= Murder of Lalit Jain =

The Murder of Lalit Jain refers to a murder in Bhiwandi, Maharashtra, India on 24 April 2002.

Lalit Jain was an advocate and associated with Bajrang Dal, the youth wing of the Vishva Hindu Parishad. Jain was an activist against State illegal cow slaughter, he was on his way to attend proceedings related to a case about illegal cow slaughter. He was waylaid by assailants in an auto rickshaw, three rounds were fired at him while he was in a car around 11.45 am near Teen Batti naka, near court premises. He died as a result of the shooting. The attackers fled the scene on foot. His murder resulted in demonstrations in Bhiwandi, imposition of section 144 and then curfew, his family had named suspects, however instead of making arrests, police lathi-charged mourners. The family in response had refused to perform funeral rites until arrests were made. Gopinath Mundhe and leader of the opposition Narayan Rane speaking on the floor of the house criticised the inaction of the government in preventing such crimes and police oppression on the family of the victim. Members of the Shiv Sena and the Bharatiya Janata Party, walked out of the Maharashtra Legislative assembly in session in condemnation.
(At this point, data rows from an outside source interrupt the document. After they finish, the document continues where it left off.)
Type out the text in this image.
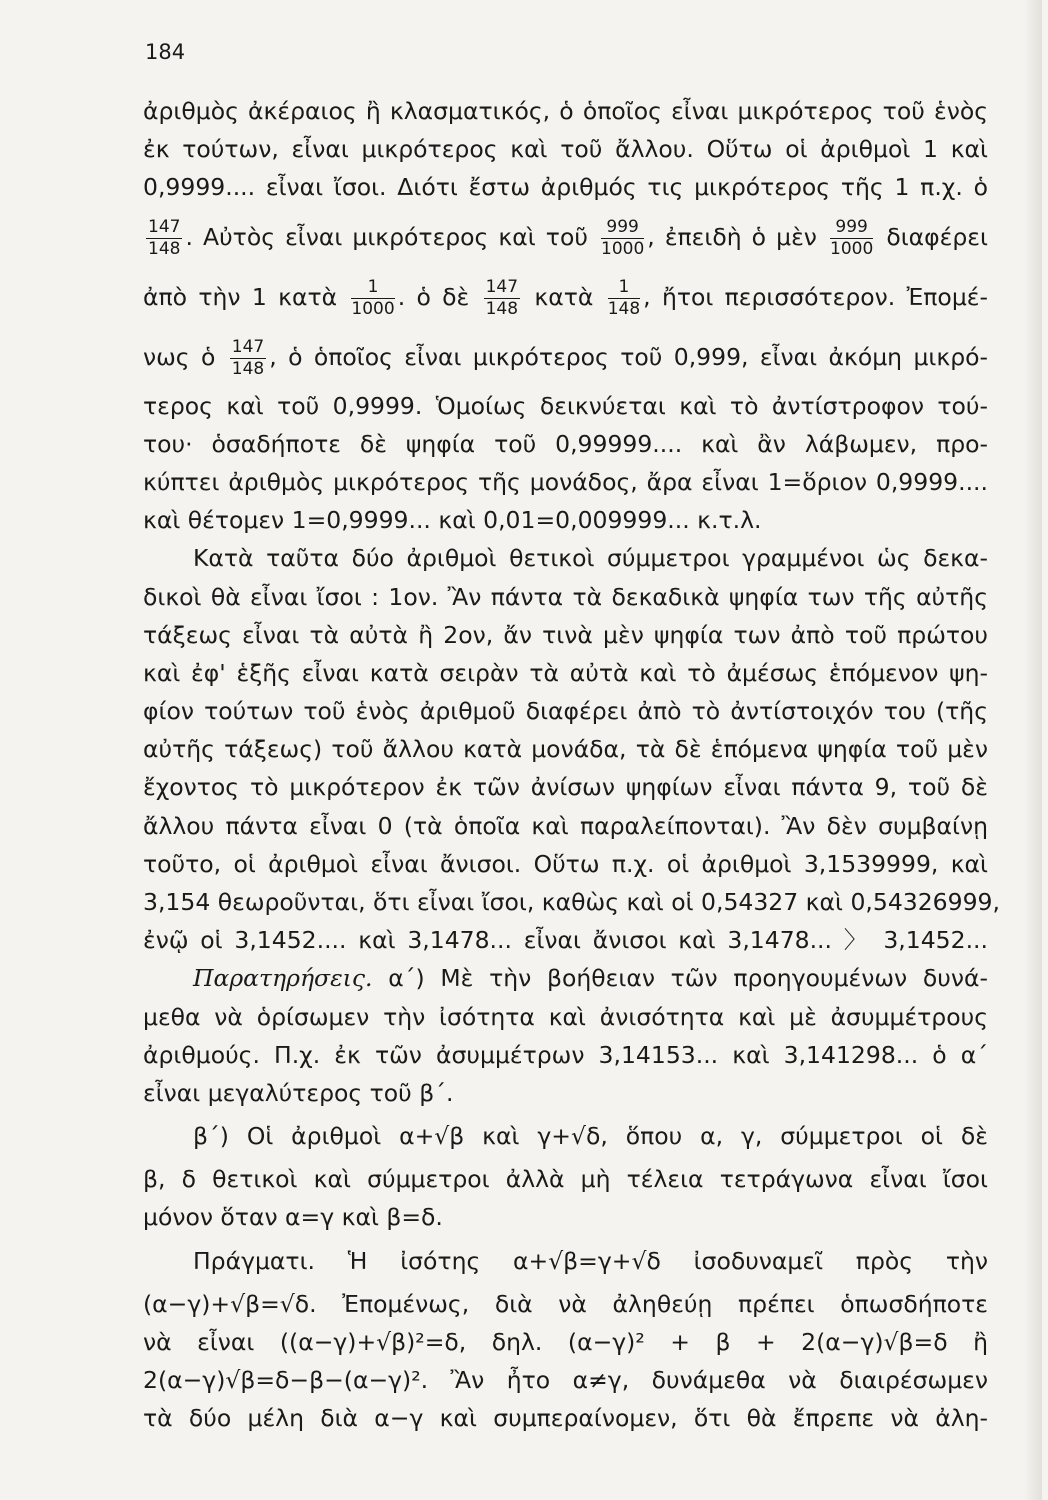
184
ἀριθμὸς ἀκέραιος ἢ κλασματικός, ὁ ὁποῖος εἶναι μικρότερος τοῦ ἑνὸς
ἐκ τούτων, εἶναι μικρότερος καὶ τοῦ ἄλλου. Οὕτω οἱ ἀριθμοὶ 1 καὶ
0,9999.... εἶναι ἴσοι. Διότι ἔστω ἀριθμός τις μικρότερος τῆς 1 π.χ. ὁ
$\frac{147}{148}$ . Αὐτὸς εἶναι μικρότερος καὶ τοῦ $\frac{999}{1000}$ , ἐπειδὴ ὁ μὲν $\frac{999}{1000}$ διαφέρει
ἀπὸ τὴν 1 κατὰ $\frac{1}{1000}$ . ὁ δὲ $\frac{147}{148}$ κατὰ $\frac{1}{148}$ , ἤτοι περισσότερον. Ἐπομέ-
νως ὁ $\frac{147}{148}$ , ὁ ὁποῖος εἶναι μικρότερος τοῦ 0,999, εἶναι ἀκόμη μικρό-
τερος καὶ τοῦ 0,9999. Ὁμοίως δεικνύεται καὶ τὸ ἀντίστροφον τού-
του· ὁσαδήποτε δὲ ψηφία τοῦ 0,99999.... καὶ ἂν λάβωμεν, προ-
κύπτει ἀριθμὸς μικρότερος τῆς μονάδος, ἄρα εἶναι 1=ὅριον 0,9999....
καὶ θέτομεν 1=0,9999... καὶ 0,01=0,009999... κ.τ.λ.
Κατὰ ταῦτα δύο ἀριθμοὶ θετικοὶ σύμμετροι γραμμένοι ὡς δεκα-
δικοὶ θὰ εἶναι ἴσοι : 1ον. Ἂν πάντα τὰ δεκαδικὰ ψηφία των τῆς αὐτῆς
τάξεως εἶναι τὰ αὐτὰ ἢ 2ον, ἄν τινὰ μὲν ψηφία των ἀπὸ τοῦ πρώτου
καὶ ἐφ' ἑξῆς εἶναι κατὰ σειρὰν τὰ αὐτὰ καὶ τὸ ἀμέσως ἑπόμενον ψη-
φίον τούτων τοῦ ἑνὸς ἀριθμοῦ διαφέρει ἀπὸ τὸ ἀντίστοιχόν του (τῆς
αὐτῆς τάξεως) τοῦ ἄλλου κατὰ μονάδα, τὰ δὲ ἑπόμενα ψηφία τοῦ μὲν
ἔχοντος τὸ μικρότερον ἐκ τῶν ἀνίσων ψηφίων εἶναι πάντα 9, τοῦ δὲ
ἄλλου πάντα εἶναι 0 (τὰ ὁποῖα καὶ παραλείπονται). Ἂν δὲν συμβαίνῃ
τοῦτο, οἱ ἀριθμοὶ εἶναι ἄνισοι. Οὕτω π.χ. οἱ ἀριθμοὶ 3,1539999, καὶ
3,154 θεωροῦνται, ὅτι εἶναι ἴσοι, καθὼς καὶ οἱ 0,54327 καὶ 0,54326999,
ἐνῷ οἱ 3,1452.... καὶ 3,1478... εἶναι ἄνισοι καὶ 3,1478... 〉 3,1452...
Παρατηρήσεις. α΄) Μὲ τὴν βοήθειαν τῶν προηγουμένων δυνά-
μεθα νὰ ὁρίσωμεν τὴν ἰσότητα καὶ ἀνισότητα καὶ μὲ ἀσυμμέτρους
ἀριθμούς. Π.χ. ἐκ τῶν ἀσυμμέτρων 3,14153... καὶ 3,141298... ὁ α΄
εἶναι μεγαλύτερος τοῦ β΄.
β΄) Οἱ ἀριθμοὶ α+√β καὶ γ+√δ, ὅπου α, γ, σύμμετροι οἱ δὲ
β, δ θετικοὶ καὶ σύμμετροι ἀλλὰ μὴ τέλεια τετράγωνα εἶναι ἴσοι
μόνον ὅταν α=γ καὶ β=δ.
Πράγματι. Ἡ ἰσότης α+√β=γ+√δ ἰσοδυναμεῖ πρὸς τὴν
(α−γ)+√β=√δ. Ἐπομένως, διὰ νὰ ἀληθεύῃ πρέπει ὁπωσδήποτε
νὰ εἶναι ((α−γ)+√β)²=δ, δηλ. (α−γ)² + β + 2(α−γ)√β=δ ἢ
2(α−γ)√β=δ−β−(α−γ)². Ἂν ἦτο α≠γ, δυνάμεθα νὰ διαιρέσωμεν
τὰ δύο μέλη διὰ α−γ καὶ συμπεραίνομεν, ὅτι θὰ ἔπρεπε νὰ ἀλη-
Kirit Somayya in a Lok sabha debate on 26 April, 2002, described the murder as part of the chain of targeted killing of Hindu activists belonging to Bharatiya Janata Party, Vishva Hindu Parishad, Bajrang Dal, Shiv Sena activists, in Kalyan, Akola and Bhiwandi in 12 days prior to Jain's murder. Mohammed Salim Vali Ahmed Quereshi alias Salim Baba was arrested in connection with the case. Saquib Nachan was charged with Jain's murder but was acquitted for want of evidence.

According to a Rambhau Mhalgi Prabodhini report Jain was murdered for his activities related to opposition to illegal cow slaughter, his success in popularising the cause in Bhiwandi and successful litigation that caused resentment amongst Muslims of Bhiwandi.

In 2011, Nachan had allegedly threatened that he would also kill one Manoj Raicha just as he killed Jain. Raicha was an activist belonging to "Gowvansh Saurakshan Samiti" (Committee for the protection of cow and progeny) for rescuing cows that were to be illegally slaughtered by Muslims on occasion of their "festivals" and against illegal slaughterhouses. Raicha was provided police protection as a response to the threat. On 3 August, 2012, Raicha was fired at thrice, but survived the attack with injuries to his arm. Nachan was arrested in connection with the incident.